Come avviare un Arbitrato

Nel caso di arbitrati richiesti sul fondamento di una Convenzione di Arbitrato (clausola compromissoria o compromesso) facente riferimento alla Camera Arbitrale Nautica Italiana del Diporto o anche più genericamente alla Camera Arbitrale del Diporto (art. 3, comma 1 del Regolamento), la relativa domanda dovrà essere sottoscritta personalmente dalla parte o dal difensore munito di idonea procura e dovrà contenere i dati indicati all’art. 8 del Regolamento.

La domanda di arbitrato dovrà essere prodotta in un originale per la Segreteria, una copia per ogni controparte e in tante copie quanti sono gli arbitri. (art. 8, comma 4 del Regolamento). La domanda potrà essere depositata presso la Segreteria della Camera Arbitrale o, in alternativa, inviata per corriere o posta raccomandata.

Tutti gli originali e tutte le copie dovranno essere corredati delle relative produzioni documentali.

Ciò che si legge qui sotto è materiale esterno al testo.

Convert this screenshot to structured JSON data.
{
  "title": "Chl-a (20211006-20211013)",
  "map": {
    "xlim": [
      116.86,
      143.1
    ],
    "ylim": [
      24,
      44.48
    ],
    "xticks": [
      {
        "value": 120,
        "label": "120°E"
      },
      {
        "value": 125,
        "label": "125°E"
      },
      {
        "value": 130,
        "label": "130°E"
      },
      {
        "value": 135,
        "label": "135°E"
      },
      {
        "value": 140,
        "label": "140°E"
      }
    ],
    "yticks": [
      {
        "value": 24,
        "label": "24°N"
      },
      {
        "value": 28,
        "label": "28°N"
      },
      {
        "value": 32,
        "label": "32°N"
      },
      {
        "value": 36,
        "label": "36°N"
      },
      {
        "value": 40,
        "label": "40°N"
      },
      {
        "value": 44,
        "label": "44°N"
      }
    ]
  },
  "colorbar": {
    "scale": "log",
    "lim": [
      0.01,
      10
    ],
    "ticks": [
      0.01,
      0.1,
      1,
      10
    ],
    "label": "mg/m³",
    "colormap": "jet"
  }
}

Tutte le produzioni documentali destinate alla Segreteria della Camera, alle rispettive controparti e agli arbitri, potranno essere depositate anche esclusivamente su supporto digitale (Chiave USB o CD-Rom), con esclusione della Convenzione di Arbitrato, che dovrà essere invece depositata in forma cartacea per l’originale destinato alla Segreteria della Camera.

Ai sensi dell’art. 20 DPR n. 642/1972, sugli originali della domanda di arbitrato e sulle copie destinate alle controparti dovrà essere apposta una marca da bollo da € 16,00 ogni 4 facciate, oltre ad un’ulteriore marca procura, che dovrà essere apposta sull’originale destinato alla Segreteria della Camera.

Nel caso in cui manchi qualsiasi Convenzione di Arbitrato o questa non faccia riferimento alla Camera Arbitrale Nautica Italiana del Diporto o anche più genericamente alla Camera Arbitrale del Diporto, la parte che intende avviare l’arbitrato potrà depositare una proposta di arbitrato presso la Segreteria (art. 3, comma 5 del Regolamento). Il procedimento si avvierà con l’adesione della controparte.